EUR/USD stabilny, niska inflacja osłabiła złotego
Po wtorkowym, lekkim osłabieniu podczas wczorajszej sesji euro konsolidowało się w okolicach 1,37-1,373 USD praktycznie przez cały dzień. Bez wpływu na notowania głównej pary walutowej okazały się zarówno dane dot. inflacji w Niemczech, jak również doniesienia nt. produkcji przemysłowej w strefie euro, pomimo że swym wydźwiękiem wspierały oczekiwane podjęcie działań przez EBC.

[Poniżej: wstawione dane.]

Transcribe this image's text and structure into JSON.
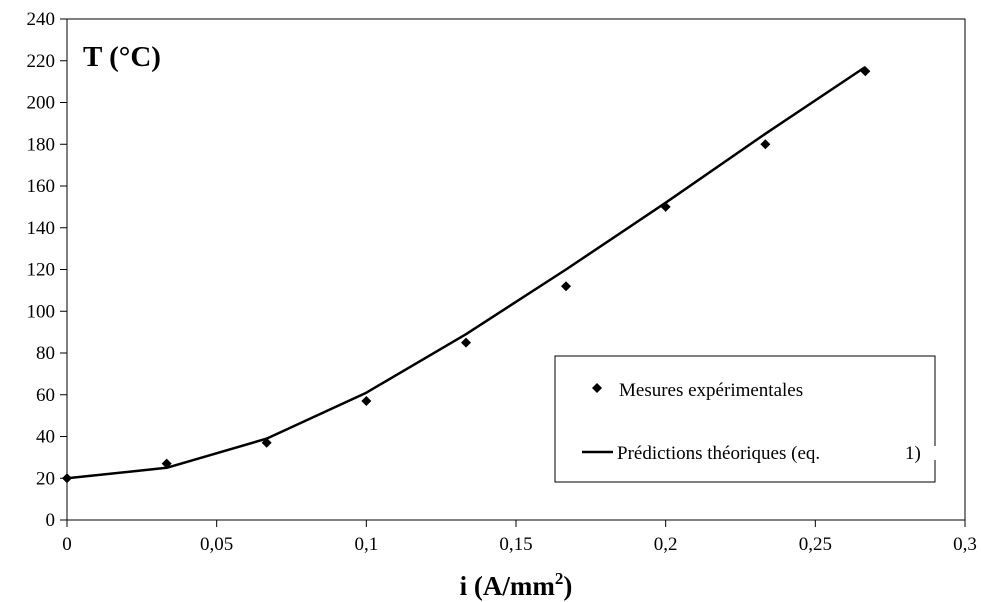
{
  "chart_data": {
    "type": "scatter",
    "xlabel": "i (A/mm",
    "xlabel_sup": "2",
    "xlabel_end": ")",
    "ylabel": "T (°C)",
    "xlim": [
      0,
      0.3
    ],
    "ylim": [
      0,
      240
    ],
    "x_ticks": [
      0,
      0.05,
      0.1,
      0.15,
      0.2,
      0.25,
      0.3
    ],
    "x_tick_labels": [
      "0",
      "0,05",
      "0,1",
      "0,15",
      "0,2",
      "0,25",
      "0,3"
    ],
    "y_ticks": [
      0,
      20,
      40,
      60,
      80,
      100,
      120,
      140,
      160,
      180,
      200,
      220,
      240
    ],
    "y_tick_labels": [
      "0",
      "20",
      "40",
      "60",
      "80",
      "100",
      "120",
      "140",
      "160",
      "180",
      "200",
      "220",
      "240"
    ],
    "grid": false,
    "legend_position": "bottom-right",
    "series": [
      {
        "name": "Mesures expérimentales",
        "kind": "scatter",
        "marker": "diamond",
        "color": "#000000",
        "x": [
          0,
          0.0333,
          0.0667,
          0.1,
          0.1333,
          0.1667,
          0.2,
          0.2333,
          0.2667
        ],
        "y": [
          20,
          27,
          37,
          57,
          85,
          112,
          150,
          180,
          215
        ]
      },
      {
        "name": "Prédictions théoriques (eq.",
        "name_suffix": "1)",
        "kind": "line",
        "color": "#000000",
        "x": [
          0,
          0.0333,
          0.0667,
          0.1,
          0.1333,
          0.1667,
          0.2,
          0.2333,
          0.2667
        ],
        "y": [
          20,
          25,
          39,
          61,
          89,
          120,
          152,
          185,
          217
        ]
      }
    ]
  }
}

Niemieckie dane inflacyjne (zarówno indeks CPI, jak i HICP) za kwiecień okazały się zgodne z oczekiwanymi zarówno w ujęciu miesięcznym jak i rocznym wynosząc odpowiednio: -0,2% m/m i 1,3% r/r oraz -0,3% m/m i 1,1% r/r. Z kolei wyrównana sezonowo produkcja przemysłowa w strefie euro spadła w marcu br. o 0,3% m/m i o 0,1% r/r. Dynamika roczna zaskoczyła mocno negatywnie, rynek liczył na wzrost o 1,0%. Słabe dane zapowiadały już publikacje wcześniejszych wskaźników, w tym pokazujących spowalnianie największej gospodarki strefy euro – Niemiec – stąd może to neutralne przyjęcie ich przez rynek.
Brak istotnych ruchów na euro/dolarze i nowych niepokojących doniesień politycznych mogących podnieść awersję do ryzyka na EM spowodowały, że przez pierwszą część wczorajszego dnia złoty konsolidował się w wąskich przedziałach zarówno w parze z euro jak i z dolarem w oczekiwaniu na dane inflacyjne. Kurs EUR/PLN testował wówczas poziomy 4,182-4,185 zaś USD/PLN oscylował wokół 3,05.

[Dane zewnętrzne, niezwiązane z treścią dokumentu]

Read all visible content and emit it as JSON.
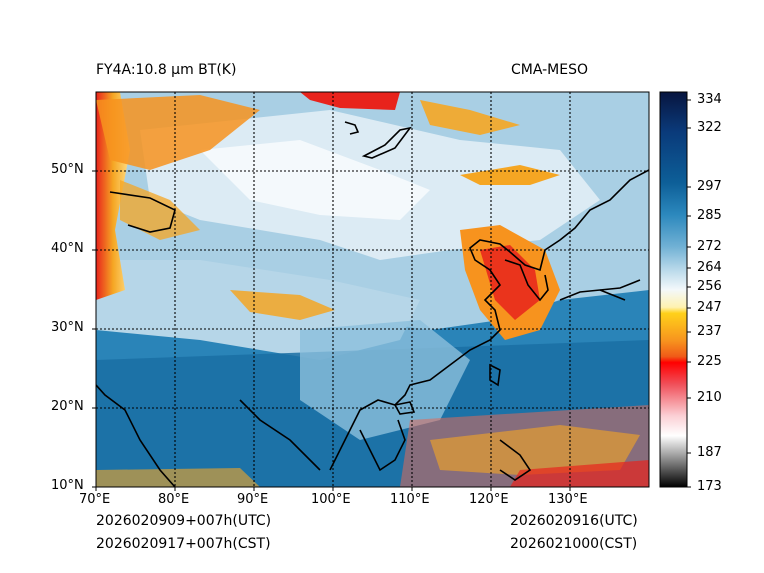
{
  "title_left": "FY4A:10.8 µm BT(K)",
  "title_right": "CMA-MESO",
  "footer": {
    "init_utc": "2026020909+007h(UTC)",
    "init_cst": "2026020917+007h(CST)",
    "valid_utc": "2026020916(UTC)",
    "valid_cst": "2026021000(CST)"
  },
  "lat_ticks": [
    "50°N",
    "40°N",
    "30°N",
    "20°N",
    "10°N"
  ],
  "lon_ticks": [
    "70°E",
    "80°E",
    "90°E",
    "100°E",
    "110°E",
    "120°E",
    "130°E"
  ],
  "colorbar_ticks": [
    "334",
    "322",
    "297",
    "285",
    "272",
    "264",
    "256",
    "247",
    "237",
    "225",
    "210",
    "187",
    "173"
  ],
  "colorbar_values": [
    334,
    322,
    297,
    285,
    272,
    264,
    256,
    247,
    237,
    225,
    210,
    187,
    173
  ],
  "colors": {
    "warm_sea": "#1f77ad",
    "mid_cloud": "#9fc9e0",
    "high_cloud": "#eef5fa",
    "orange_cloud": "#f5a623",
    "red_cloud": "#e8231c",
    "coast": "#000000"
  }
}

Popołudniowy raport GUS pokazujący spadek indeksu CPI w kwietniu do 0,3% r/r (prognozy wskazywały na 0,6% r/r, po tym jak miesiąc wcześniej było to 0,7% r/r) osłabił złotego. Kurs EUR/PLN tuż po publikacji wyraźnie ruszył w górę, w kilka minut przełamując opór na 4,19. Jak podał urząd „(…) największy wpływ na wskaźnik cen towarów i usług konsumpcyjnych ogółem miały w tym okresie wyższe ceny odzieży i obuwia (2,8%), które podwyższyły wskaźnik odpowiednio o 0,14 p.p. Niższe ceny żywności i napojów bezalkoholowych (0,5%) oraz towarów i usług związanych z łącznością (1,5%) obniżyły ten wskaźnik odpowiednio o 0,12 p.p. i 0,08 p.p.”.
Zaskakująco silny spadek inflacji w kwietniu wydłuży okres dojścia inflacji do celu NBP oddalając w ocenie rynku moment rozpoczęcia przez RPP cyklu podwyżek stóp procentowych. W tej sytuacji można nawet pokusić się o przypuszczenie, że w tym roku zaostrzenia polityki monetarnej NBP może wcale nie być, a w przyszłym roku ewentualna decyzja będzie oddalać się w czasie. Warto zwrócić uwagę, że po publikacji danych cenowych na rynku pojawiły się nie tylko sugestie utrzymania stóp na niezmienionym poziomie aż do końca 2015 roku, ale nawet możliwego rozpoczęcia „gry” rynku pod ich obniżki. Słowa mówiące o możliwym powrocie do dyskusji nt. poluzowania polityki pieniężnej przez RPP padły wczoraj z ust jej członkini E. Chojny-Duch jeszcze przed publikacją kwietniowej inflacji, choć jako powód podała luzowanie polityki w EBC. Niemniej temat ten ponownie może powrócić na usta ekonomistów, choć same obniżki stóp są mało prawdopodobne.
W czwartek w centrum naszej uwagi znajdą się przede wszystkim dane inflacyjne i PKB za 1q14 dot. strefy euro, istotne z punktu widzenia polityki EBC. Najprawdopodobniej to właśnie europejska inflacja wyznaczy w środę kierunek na euro/dolarze. Wskaźniki cenowe (CPI i CPI bazowe) wraz z tygodniowymi danymi z rynku pracy (raport initial jobless claims) i dynamiką produkcji przemysłowej za kwiecień opublikowane zostaną również w USA. Z danych krajowych poznamy zaś dynamikę wzrostu gospodarczego za 1q14 (flash), inflację bazową i wynik na rachunku obrotów bieżących.